Copenhagen, the capital of Denmark, is Scandinavia's largest and most cosmopolitan city. It is steeped in history, having been the key gateway from Scandinavia to the rest of Europe for centuries, while reinventing itself as a modern metropolis and design mecca.
This article will provide you with several of central Copenhagen's top destinations to take in the history, culture and design of this incredible Scandinavian capital.
|The Nyhavn Canal in Copenhagen|
Nyhavn Canal, which is Danish for "new harbor" was built in the 1670s as a gateway from the primary waterfront to Kongens Nytorv ("King's New Square"), the heart of the old city. It quickly became a fashionable address and is lined with colorful 17th and 18th century townhouses and mansions built by merchants. Today, Nyhavn is a popular destination for tourists and locals alike. On the northern side, many of the townhouses have been converted into cafes and bars and, in warmer months, the area bustles with passersby, diners and students.
In the Winter, the center of Kongens Nytorv is turned into an ice skating rink.
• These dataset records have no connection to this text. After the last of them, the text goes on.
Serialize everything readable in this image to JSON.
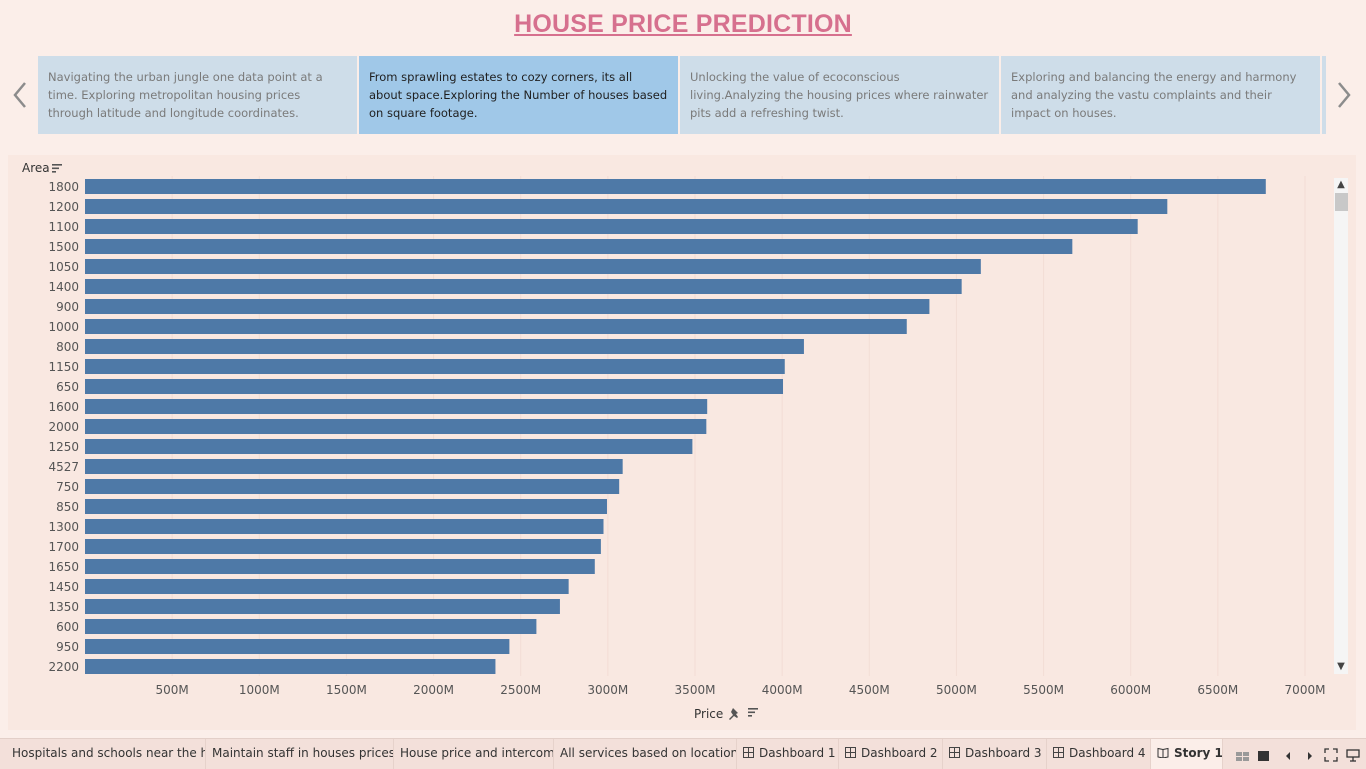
{
  "header": {
    "title": "HOUSE PRICE PREDICTION"
  },
  "story_points": [
    {
      "text": "Navigating the urban jungle one data point at a time. Exploring metropolitan housing prices through latitude and longitude coordinates."
    },
    {
      "text": "From sprawling estates to cozy corners, its all about space.Exploring the Number of houses based on square footage."
    },
    {
      "text": "Unlocking the value of ecoconscious living.Analyzing the housing prices where rainwater pits add a refreshing twist."
    },
    {
      "text": " Exploring and balancing the energy and harmony and analyzing the vastu complaints and their impact on houses."
    }
  ],
  "nav": {
    "prev_icon": "chevron-left-icon",
    "next_icon": "chevron-right-icon"
  },
  "chart_data": {
    "type": "bar",
    "orientation": "horizontal",
    "ylabel": "Area",
    "xlabel": "Price",
    "categories": [
      "1800",
      "1200",
      "1100",
      "1500",
      "1050",
      "1400",
      "900",
      "1000",
      "800",
      "1150",
      "650",
      "1600",
      "2000",
      "1250",
      "4527",
      "750",
      "850",
      "1300",
      "1700",
      "1650",
      "1450",
      "1350",
      "600",
      "950",
      "2200"
    ],
    "values": [
      6775,
      6210,
      6040,
      5665,
      5140,
      5030,
      4845,
      4715,
      4125,
      4015,
      4005,
      3570,
      3565,
      3485,
      3085,
      3065,
      2995,
      2975,
      2960,
      2925,
      2775,
      2725,
      2590,
      2435,
      2355
    ],
    "value_unit": "M",
    "xlim": [
      0,
      7200
    ],
    "xticks": [
      "500M",
      "1000M",
      "1500M",
      "2000M",
      "2500M",
      "3000M",
      "3500M",
      "4000M",
      "4500M",
      "5000M",
      "5500M",
      "6000M",
      "6500M",
      "7000M"
    ],
    "xtick_values": [
      500,
      1000,
      1500,
      2000,
      2500,
      3000,
      3500,
      4000,
      4500,
      5000,
      5500,
      6000,
      6500,
      7000
    ],
    "bar_color": "#4e79a7",
    "grid": "vertical"
  },
  "tabs": [
    {
      "label": "Hospitals and schools near the h...",
      "icon": ""
    },
    {
      "label": "Maintain staff in houses prices",
      "icon": ""
    },
    {
      "label": "House price and intercom",
      "icon": ""
    },
    {
      "label": "All services based on location",
      "icon": ""
    },
    {
      "label": "Dashboard 1",
      "icon": "dashboard-icon"
    },
    {
      "label": "Dashboard 2",
      "icon": "dashboard-icon"
    },
    {
      "label": "Dashboard 3",
      "icon": "dashboard-icon"
    },
    {
      "label": "Dashboard 4",
      "icon": "dashboard-icon"
    },
    {
      "label": "Story 1",
      "icon": "story-icon"
    }
  ],
  "status_icons": [
    "sheet-sorter-icon",
    "tab-view-icon",
    "prev-sheet-icon",
    "next-sheet-icon",
    "fullscreen-icon",
    "presentation-icon"
  ]
}
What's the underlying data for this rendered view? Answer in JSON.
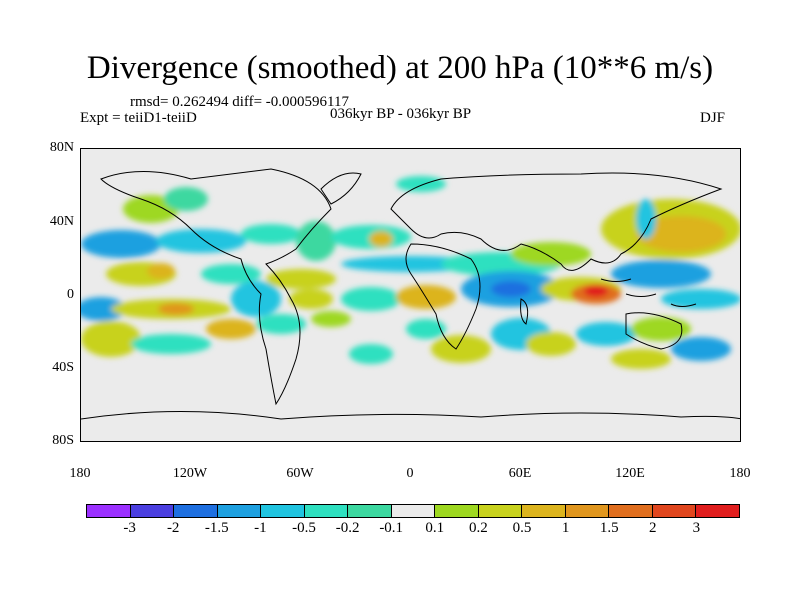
{
  "title": "Divergence (smoothed) at 200 hPa (10**6 m/s)",
  "stats": "rmsd= 0.262494 diff= -0.000596117",
  "experiment": "Expt = teiiD1-teiiD",
  "period": "036kyr BP - 036kyr BP",
  "season": "DJF",
  "y_axis_labels": [
    "80N",
    "40N",
    "0",
    "40S",
    "80S"
  ],
  "x_axis_labels": [
    "180",
    "120W",
    "60W",
    "0",
    "60E",
    "120E",
    "180"
  ],
  "colorbar": {
    "colors": [
      "#9b30ff",
      "#4b3fe0",
      "#1e6fe0",
      "#1ea0e0",
      "#20c4e0",
      "#2ee0c0",
      "#3cd8a0",
      "#ebebeb",
      "#9ed820",
      "#c8d21e",
      "#dcb41e",
      "#e0961e",
      "#e06e1e",
      "#e0461e",
      "#e01e1e"
    ],
    "labels": [
      "-3",
      "-2",
      "-1.5",
      "-1",
      "-0.5",
      "-0.2",
      "-0.1",
      "0.1",
      "0.2",
      "0.5",
      "1",
      "1.5",
      "2",
      "3"
    ]
  }
}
This giant public square is bordered by a number of important buildings. The Royal Danish Theatre (Det Kongelige Teatre) was built in 1874 and presents Ballet, Opera (until 2004), and classical concerts. Charlottenborg Palace was built in 1672 and now houses a number of cultural institutions. The Hotel D'Angleterre was opened in 1755 and has been at its current location on Kongens Nytorv since 1875. It is a five star hotel considered to be Copenhagen's most prestigious and opulent. Stop in for dinner or tea and perhaps hob knob with some of the hotel's famous guests. Magasin du Nord, with history stretching back to 1868, is Denmark's leading department store.
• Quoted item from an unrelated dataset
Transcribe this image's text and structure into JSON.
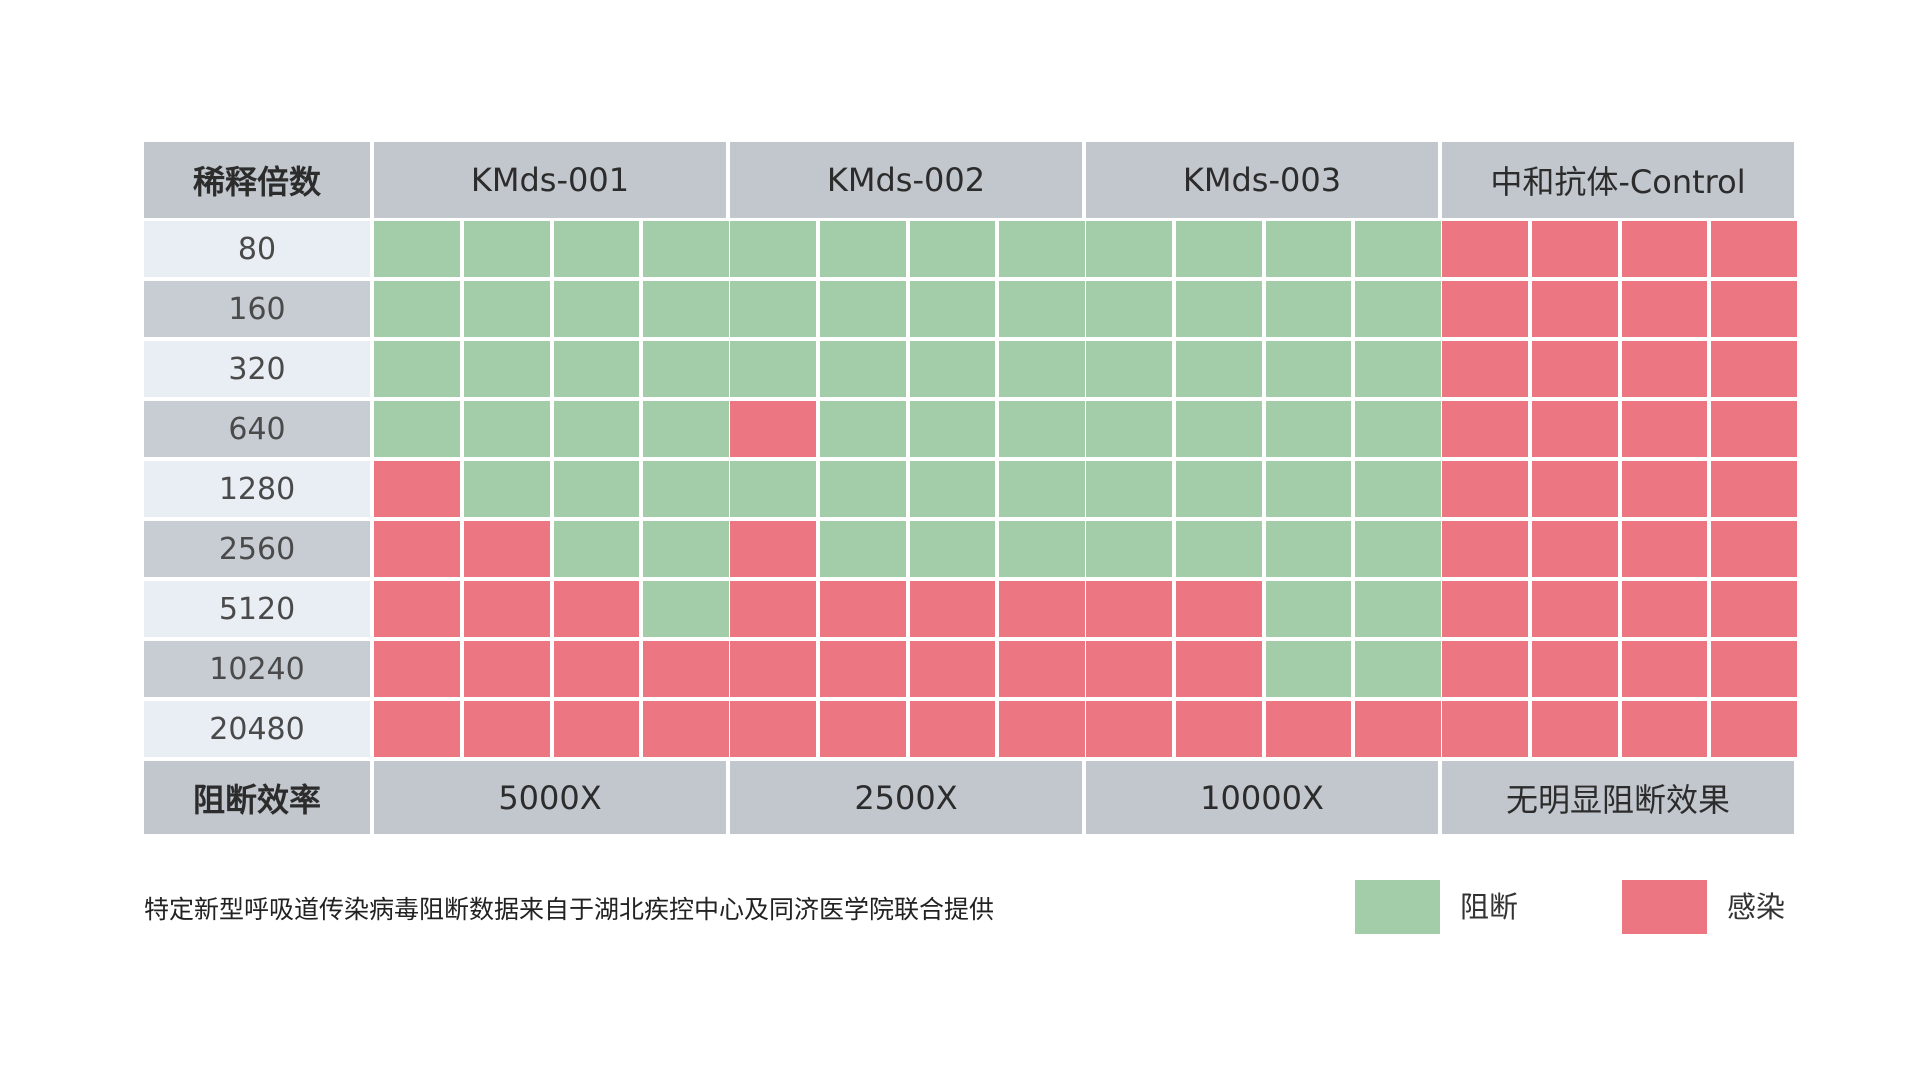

At Kongens Nytorv begins Stroget, Europe's longest pedestrian mall. Stroget is Copenhagen's premier shopping district, with flagship locations for Bang and Olufsen, Georg Jensen, Royal Copenahgen, Illums Bolighus, Holmegaard, and other Danish design icons. In addition to shopping, Stroget is lined with ornate, beautiful buildings, cafes, bars and restaurants, and historic squares and churches. Spend some time in Holbro Plads/ Amagertorv at Cafe Norden, enjoying a cappuccino or glass of wine while watching the over 250,000 people who stoll the street each day.
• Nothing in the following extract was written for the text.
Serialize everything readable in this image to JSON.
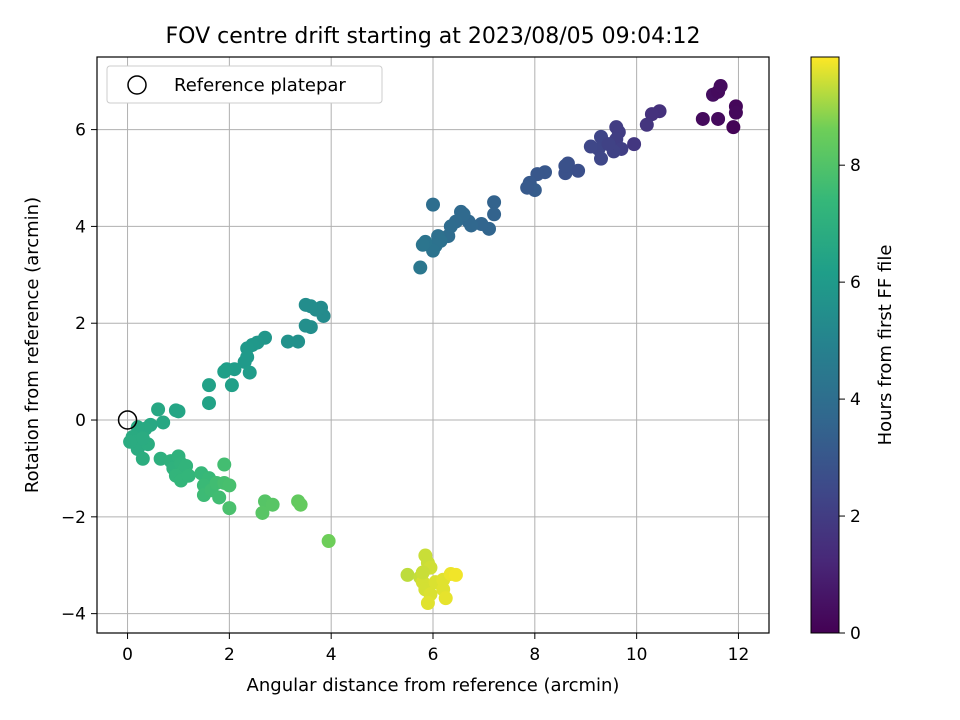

This island surrounded by canals just down from Holbro Plads, is the center of Danish politics. On the island are Christiansborg Slot, the home of Danish parliament, the Prime Minister's Office, the Supreme Court, and several reception rooms used by the Danish monarchy. It is the only building in the world that is home to all three of a nation's supreme powers. Also located on Slotsholmen are the Thorvaldsen Museum; the Borsen, the 17th century Danish stock exchange, known for its impressive dragon spire, made up of four intervowen dragon tails; and the modern Royal Danish Library, also known as the Black Diamond because of its striking modern architecture.
Danish National Museum
Near Slotsholmen is the Danish National Museum, which spans more than 14,000 years of Danish prehistory, as well as an impressive ethographic section that covers cultures from around the world, from traditional Scandinavian and Greenland culture to African and South American. Also impressive are the exhibits on Danish history and culture from 1400 to the present.
Ny Carlsberg Glyptotek
This art museum, founded by the son of the Carlsberg Brewery founder, centers around his collection of Mediterranean (Egyptian, Greek, Roman) antiquities. The museum also houses the most important collection of Rodin sculpture outside of France and an impressive collection of French impressionis and post-impressionist paintings, from Manet, Monet and Renior to van Gogh and Toulouse-Lautrec.
No visit to Copenhagen is complete without a stop at Tivoli Gardens. Opened in 1843, Tivoli is the second oldest amusement park in the world. The oldest, coincidentally, is located outside Copenhagen. The architecture gardens are certainly worth the entrance, but so are the cafes and rides located inside.
Tivoli borders the Radhuspladsen, or City Hall Square. Also located at Redhuspladsen is Copenhagen's City Hall, opened in 1905 and inspired by the City Hall in Siena, Italy. Above the entrance is a gold statue of Absalon, a medieval archbishop and Danish statesman. There are a number of other notable sculpture in City Hall Square, including the Dragon Fountain, the Lur Blowers, the Weather Girl and a sculpture of Danish author Hans Christian Anderssen.
Radhuspladsen is the other terminus of Stroget, from which one can easily stroll back to Nyhavn Canal.